The woman next to him was, like Ed, in her early sixties. Her pastel makeup was
marred by streaky shadows of mascara, and her mouth was wiped clean of lipstick. Despite her too-good-to-be-true blond hair, she looked old, stitched and seamed by a lifetime of hard work or the strain of the recent news.
“Excuse me,” Clare said, her voice low. “Mr. Castle? I’m Clare Fergusson. We met this morning at Haudenosaunee. I was one of the team searching for Millie van der Hoeven.”
He looked up at her blankly. “Oh,” he said. “The lady minister. Sorry, I didn’t recognize you.” He waved a hand at the woman sitting next to him. “This is my wife, Suzanne.”
The woman’s good manners kicked in and she automatically smiled at Clare, as if she really were glad to meet her, here in the hospital where they waited on word of their daughter. When she isn’t ravaged by grief, Clare thought, she must have a soft, sweet face.
“What did you say your name was, dear?”
“Clare Fergusson. I’m the priest at St. Alban’s Episcopal Church. I understand you asked for a minister. Is there anything I can do to help you? Anyone I can call?”
The older woman looked vaguely across the waiting room. “My younger grandson is already here. I let him go to the gift shop, poor thing. It’s hard for him to sit around waiting.”

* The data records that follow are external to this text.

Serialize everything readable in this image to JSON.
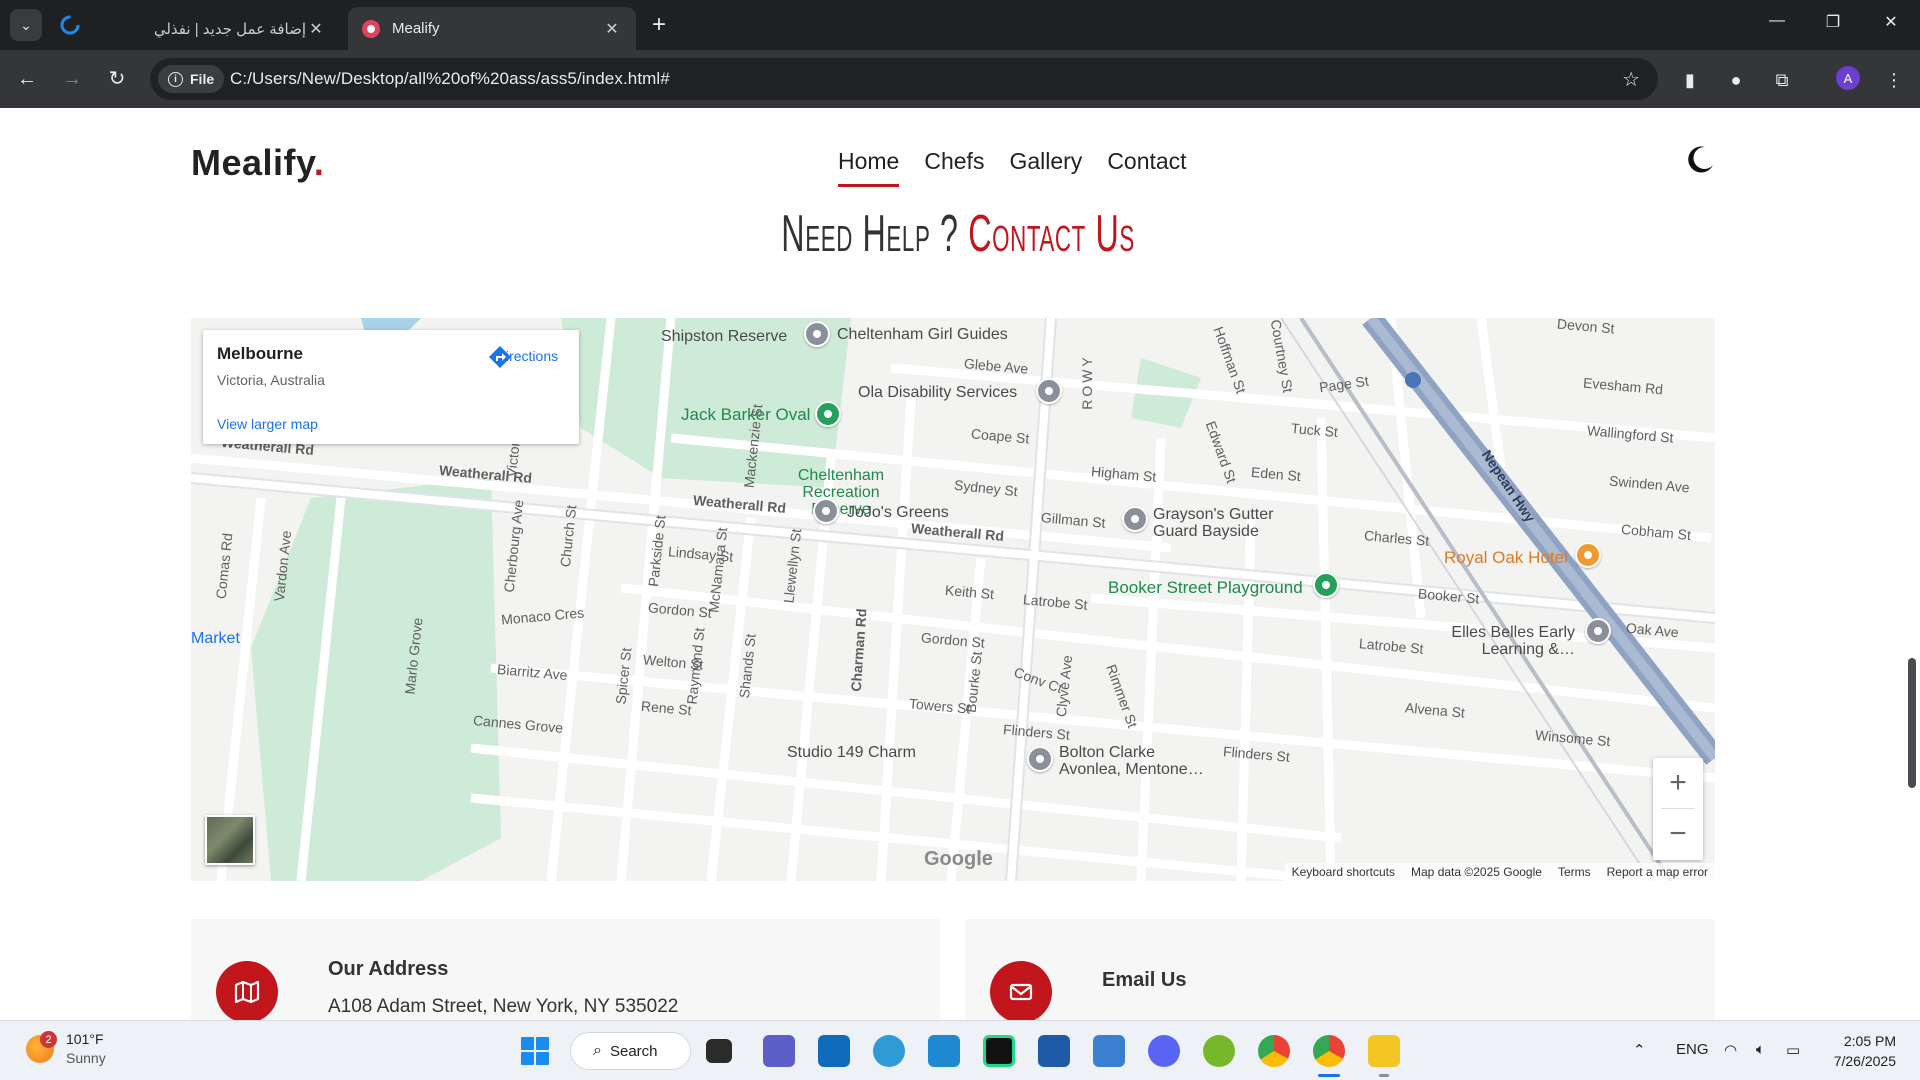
{
  "browser": {
    "tabs": [
      {
        "title": "إضافة عمل جديد | نفذلي",
        "active": false
      },
      {
        "title": "Mealify",
        "active": true
      }
    ],
    "new_tab_label": "+",
    "omnibox_chip": "File",
    "url": "C:/Users/New/Desktop/all%20of%20ass/ass5/index.html#",
    "profile_initial": "A"
  },
  "site": {
    "logo_text": "Mealify",
    "logo_dot": ".",
    "nav": [
      "Home",
      "Chefs",
      "Gallery",
      "Contact"
    ],
    "active_nav": "Home",
    "title_part1": "Need Help ?",
    "title_part2": "Contact Us",
    "accent_color": "#c0161c"
  },
  "map": {
    "card_title": "Melbourne",
    "card_subtitle": "Victoria, Australia",
    "directions_label": "Directions",
    "larger_map_link": "View larger map",
    "zoom_in": "+",
    "zoom_out": "−",
    "google_logo": "Google",
    "attribution": [
      "Keyboard shortcuts",
      "Map data ©2025 Google",
      "Terms",
      "Report a map error"
    ],
    "labels": {
      "cheltenham_girls": "Cheltenham Girl Guides",
      "shipston": "Shipston Reserve",
      "glebe": "Glebe Ave",
      "ola": "Ola Disability Services",
      "jack_barker": "Jack Barker Oval",
      "cheltenham_rec": "Cheltenham Recreation Reserve",
      "coape": "Coape St",
      "higham": "Higham St",
      "sydney": "Sydney St",
      "weatherall1": "Weatherall Rd",
      "weatherall2": "Weatherall Rd",
      "weatherall3": "Weatherall Rd",
      "weatherall4": "Weatherall Rd",
      "jojos": "JoJo's Greens",
      "gillman": "Gillman St",
      "graysons": "Grayson's Gutter Guard Bayside",
      "charles": "Charles St",
      "royal_oak": "Royal Oak Hotel",
      "booker_pg": "Booker Street Playground",
      "booker": "Booker St",
      "lindsay": "Lindsay St",
      "keith": "Keith St",
      "latrobe1": "Latrobe St",
      "latrobe2": "Latrobe St",
      "gordon1": "Gordon St",
      "gordon2": "Gordon St",
      "monaco": "Monaco Cres",
      "welton": "Welton St",
      "biarritz": "Biarritz Ave",
      "rene": "Rene St",
      "towers": "Towers St",
      "cannes": "Cannes Grove",
      "flinders1": "Flinders St",
      "flinders2": "Flinders St",
      "studio": "Studio 149 Charm",
      "bolton": "Bolton Clarke Avonlea, Mentone…",
      "elles": "Elles Belles Early Learning &…",
      "alvena": "Alvena St",
      "winsome": "Winsome St",
      "oak": "Oak Ave",
      "devon": "Devon St",
      "evesham": "Evesham Rd",
      "page": "Page St",
      "tuck": "Tuck St",
      "wallingford": "Wallingford St",
      "swinden": "Swinden Ave",
      "cobham": "Cobham St",
      "eden": "Eden St",
      "nepean": "Nepean Hwy",
      "market": "Market",
      "comas": "Comas Rd",
      "vardon": "Vardon Ave",
      "cherbourg": "Cherbourg Ave",
      "church": "Church St",
      "parkside": "Parkside St",
      "mcnamara": "McNamara St",
      "llewellyn": "Llewellyn St",
      "raymond": "Raymond St",
      "shands": "Shands St",
      "spicer": "Spicer St",
      "charman": "Charman Rd",
      "bourke": "Bourke St",
      "clyve": "Clyve Ave",
      "rimmer": "Rimmer St",
      "edward": "Edward St",
      "hoffman": "Hoffman St",
      "courtney": "Courtney St",
      "victor": "Victor Ave",
      "mackenzie": "Mackenzie St",
      "marlo": "Marlo Grove",
      "conv": "Conv Ct",
      "rowy": "ROWY"
    }
  },
  "contact_cards": [
    {
      "title": "Our Address",
      "line": "A108 Adam Street, New York, NY 535022"
    },
    {
      "title": "Email Us",
      "line": ""
    }
  ],
  "taskbar": {
    "weather_temp": "101°F",
    "weather_cond": "Sunny",
    "weather_badge": "2",
    "search_label": "Search",
    "lang": "ENG",
    "time": "2:05 PM",
    "date": "7/26/2025"
  }
}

“Hard for me to listen to that damn Game Boy of his,” his grandfather grumbled.
“Our other girl, Bonnie, is working up at the new hotel today. I’ve left a message there and on her answering machine at home. I’m sure as soon as she gets word, she’ll be here.” She smiled again, but the effort seemed too much for her, and the expression slid off her face into oblivion.